I don't know if this is real. The transition between agony and his new living space was too quick. I must have been hospitalised at some point, because I am alive – a modern tragedy – and largely functioning, save for my absolute reliance on morphine. However, I struggle to remember how or why I got there, and how or why I left: I only know that one moment I was living in my fantasy world with fictitious detectives and doctors and morally unplaceable hackers, and the next I was here, with the shadow of a man beside me.

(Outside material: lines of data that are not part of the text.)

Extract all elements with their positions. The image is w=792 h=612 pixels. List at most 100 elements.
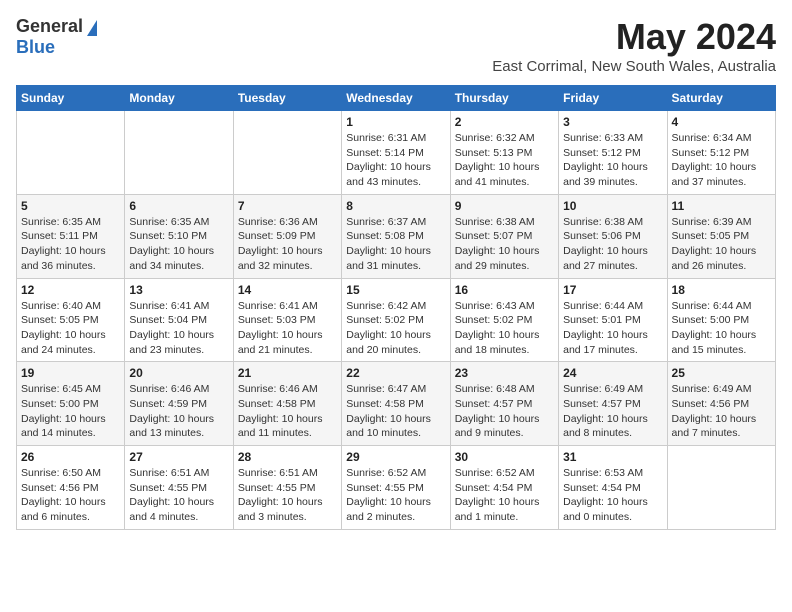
calendar-header-saturday: Saturday [667, 86, 775, 111]
day-number: 28 [238, 450, 337, 464]
day-info: Sunrise: 6:31 AMSunset: 5:14 PMDaylight:… [346, 131, 445, 190]
day-number: 25 [672, 366, 771, 380]
day-number: 2 [455, 115, 554, 129]
day-info: Sunrise: 6:38 AMSunset: 5:06 PMDaylight:… [563, 215, 662, 274]
day-info: Sunrise: 6:53 AMSunset: 4:54 PMDaylight:… [563, 466, 662, 525]
page-header: General Blue May 2024 East Corrimal, New… [16, 16, 776, 75]
location-subtitle: East Corrimal, New South Wales, Australi… [492, 58, 776, 75]
day-number: 16 [455, 283, 554, 297]
day-info: Sunrise: 6:35 AMSunset: 5:10 PMDaylight:… [129, 215, 228, 274]
calendar-week-row: 1 Sunrise: 6:31 AMSunset: 5:14 PMDaylight… [17, 111, 776, 195]
day-info: Sunrise: 6:50 AMSunset: 4:56 PMDaylight:… [21, 466, 120, 525]
calendar-cell: 28 Sunrise: 6:51 AMSunset: 4:55 PMDayligh… [233, 446, 341, 530]
calendar-cell: 18 Sunrise: 6:44 AMSunset: 5:00 PMDayligh… [667, 278, 775, 362]
day-info: Sunrise: 6:42 AMSunset: 5:02 PMDaylight:… [346, 299, 445, 358]
day-number: 23 [455, 366, 554, 380]
calendar-cell: 13 Sunrise: 6:41 AMSunset: 5:04 PMDayligh… [125, 278, 233, 362]
day-info: Sunrise: 6:49 AMSunset: 4:57 PMDaylight:… [563, 382, 662, 441]
calendar-cell: 23 Sunrise: 6:48 AMSunset: 4:57 PMDayligh… [450, 362, 558, 446]
calendar-cell: 19Sunrise: 6:45 AMSunset: 5:00 PMDayligh… [17, 362, 125, 446]
day-info: Sunrise: 6:38 AMSunset: 5:07 PMDaylight:… [455, 215, 554, 274]
day-number: 21 [238, 366, 337, 380]
day-info: Sunrise: 6:46 AMSunset: 4:58 PMDaylight:… [238, 382, 337, 441]
calendar-cell: 26 Sunrise: 6:50 AMSunset: 4:56 PMDayligh… [17, 446, 125, 530]
day-number: 20 [129, 366, 228, 380]
day-info: Sunrise: 6:32 AMSunset: 5:13 PMDaylight:… [455, 131, 554, 190]
day-info: Sunrise: 6:41 AMSunset: 5:03 PMDaylight:… [238, 299, 337, 358]
day-info: Sunrise: 6:52 AMSunset: 4:54 PMDaylight:… [455, 466, 554, 525]
day-info: Sunrise: 6:51 AMSunset: 4:55 PMDaylight:… [238, 466, 337, 525]
calendar-week-row: 19Sunrise: 6:45 AMSunset: 5:00 PMDayligh… [17, 362, 776, 446]
day-number: 24 [563, 366, 662, 380]
day-info: Sunrise: 6:41 AMSunset: 5:04 PMDaylight:… [129, 299, 228, 358]
calendar-cell: 21 Sunrise: 6:46 AMSunset: 4:58 PMDayligh… [233, 362, 341, 446]
calendar-cell: 9 Sunrise: 6:38 AMSunset: 5:07 PMDaylight… [450, 194, 558, 278]
day-number: 8 [346, 199, 445, 213]
calendar-header-friday: Friday [559, 86, 667, 111]
day-info: Sunrise: 6:51 AMSunset: 4:55 PMDaylight:… [129, 466, 228, 525]
day-number: 22 [346, 366, 445, 380]
day-info: Sunrise: 6:36 AMSunset: 5:09 PMDaylight:… [238, 215, 337, 274]
calendar-cell: 17Sunrise: 6:44 AMSunset: 5:01 PMDayligh… [559, 278, 667, 362]
calendar-cell: 5Sunrise: 6:35 AMSunset: 5:11 PMDaylight… [17, 194, 125, 278]
calendar-cell [667, 446, 775, 530]
day-number: 17 [563, 283, 662, 297]
day-number: 18 [672, 283, 771, 297]
calendar-table: SundayMondayTuesdayWednesdayThursdayFrid… [16, 85, 776, 530]
logo-triangle-icon [87, 20, 97, 36]
month-year-title: May 2024 [492, 16, 776, 58]
day-info: Sunrise: 6:43 AMSunset: 5:02 PMDaylight:… [455, 299, 554, 358]
calendar-cell: 16 Sunrise: 6:43 AMSunset: 5:02 PMDayligh… [450, 278, 558, 362]
calendar-cell: 15Sunrise: 6:42 AMSunset: 5:02 PMDayligh… [342, 278, 450, 362]
calendar-cell: 24 Sunrise: 6:49 AMSunset: 4:57 PMDayligh… [559, 362, 667, 446]
calendar-cell: 2 Sunrise: 6:32 AMSunset: 5:13 PMDaylight… [450, 111, 558, 195]
calendar-cell: 11 Sunrise: 6:39 AMSunset: 5:05 PMDayligh… [667, 194, 775, 278]
day-info: Sunrise: 6:47 AMSunset: 4:58 PMDaylight:… [346, 382, 445, 441]
title-section: May 2024 East Corrimal, New South Wales,… [492, 16, 776, 75]
day-number: 7 [238, 199, 337, 213]
day-info: Sunrise: 6:52 AMSunset: 4:55 PMDaylight:… [346, 466, 445, 525]
day-number: 1 [346, 115, 445, 129]
calendar-cell: 27Sunrise: 6:51 AMSunset: 4:55 PMDayligh… [125, 446, 233, 530]
calendar-cell: 4Sunrise: 6:34 AMSunset: 5:12 PMDaylight… [667, 111, 775, 195]
day-number: 9 [455, 199, 554, 213]
calendar-cell: 25 Sunrise: 6:49 AMSunset: 4:56 PMDayligh… [667, 362, 775, 446]
calendar-cell: 31 Sunrise: 6:53 AMSunset: 4:54 PMDayligh… [559, 446, 667, 530]
calendar-header-wednesday: Wednesday [342, 86, 450, 111]
day-info: Sunrise: 6:37 AMSunset: 5:08 PMDaylight:… [346, 215, 445, 274]
day-number: 6 [129, 199, 228, 213]
calendar-header-tuesday: Tuesday [233, 86, 341, 111]
day-info: Sunrise: 6:48 AMSunset: 4:57 PMDaylight:… [455, 382, 554, 441]
day-info: Sunrise: 6:49 AMSunset: 4:56 PMDaylight:… [672, 382, 771, 441]
day-info: Sunrise: 6:46 AMSunset: 4:59 PMDaylight:… [129, 382, 228, 441]
day-info: Sunrise: 6:39 AMSunset: 5:05 PMDaylight:… [672, 215, 771, 274]
calendar-cell: 8 Sunrise: 6:37 AMSunset: 5:08 PMDaylight… [342, 194, 450, 278]
calendar-cell: 10Sunrise: 6:38 AMSunset: 5:06 PMDayligh… [559, 194, 667, 278]
calendar-header-sunday: Sunday [17, 86, 125, 111]
day-info: Sunrise: 6:44 AMSunset: 5:00 PMDaylight:… [672, 299, 771, 358]
calendar-cell: 12Sunrise: 6:40 AMSunset: 5:05 PMDayligh… [17, 278, 125, 362]
day-number: 4 [672, 115, 771, 129]
calendar-header-monday: Monday [125, 86, 233, 111]
calendar-cell [125, 111, 233, 195]
calendar-week-row: 5Sunrise: 6:35 AMSunset: 5:11 PMDaylight… [17, 194, 776, 278]
day-number: 31 [563, 450, 662, 464]
calendar-cell: 22 Sunrise: 6:47 AMSunset: 4:58 PMDayligh… [342, 362, 450, 446]
day-number: 3 [563, 115, 662, 129]
day-number: 14 [238, 283, 337, 297]
day-number: 26 [21, 450, 120, 464]
calendar-cell: 30Sunrise: 6:52 AMSunset: 4:54 PMDayligh… [450, 446, 558, 530]
calendar-cell: 1 Sunrise: 6:31 AMSunset: 5:14 PMDaylight… [342, 111, 450, 195]
calendar-header-row: SundayMondayTuesdayWednesdayThursdayFrid… [17, 86, 776, 111]
calendar-cell [17, 111, 125, 195]
calendar-cell [233, 111, 341, 195]
calendar-week-row: 12Sunrise: 6:40 AMSunset: 5:05 PMDayligh… [17, 278, 776, 362]
day-number: 13 [129, 283, 228, 297]
day-number: 19 [21, 366, 120, 380]
logo-blue-text: Blue [16, 37, 55, 58]
calendar-cell: 6 Sunrise: 6:35 AMSunset: 5:10 PMDaylight… [125, 194, 233, 278]
calendar-cell: 29Sunrise: 6:52 AMSunset: 4:55 PMDayligh… [342, 446, 450, 530]
calendar-cell: 3Sunrise: 6:33 AMSunset: 5:12 PMDaylight… [559, 111, 667, 195]
day-number: 11 [672, 199, 771, 213]
calendar-cell: 7 Sunrise: 6:36 AMSunset: 5:09 PMDaylight… [233, 194, 341, 278]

He's changed, too. Until this morning, I hadn't heard him speak – in fact, I'd forgotten exactly what his voice sounded like. I only had the impression of a memory; an imprint of textured Russian. I saw him when he came to give me my liquid light. The white smile ceased to exist.

However, this morning, my circumstances changed. He brought his living cargo over to the bedside and sat down on the mattress. I remember being captivated by the contrast: his arms were very pale against the black of his sleeves, rolled to his elbows and exposing his skin. Fine sand-coloured strands of hair caught the light. The baby was faceless, swaddled in white, but I could still feel its awful breathing, hear it eating my oxygen. He turned his attention to it and, after a moment's pause, asked me if I would consider a certain name – something Russian and punctuated with syllables. Sashenka, Savina, Svetlana. One of those. I remained silent, and wondered why he thought I cared.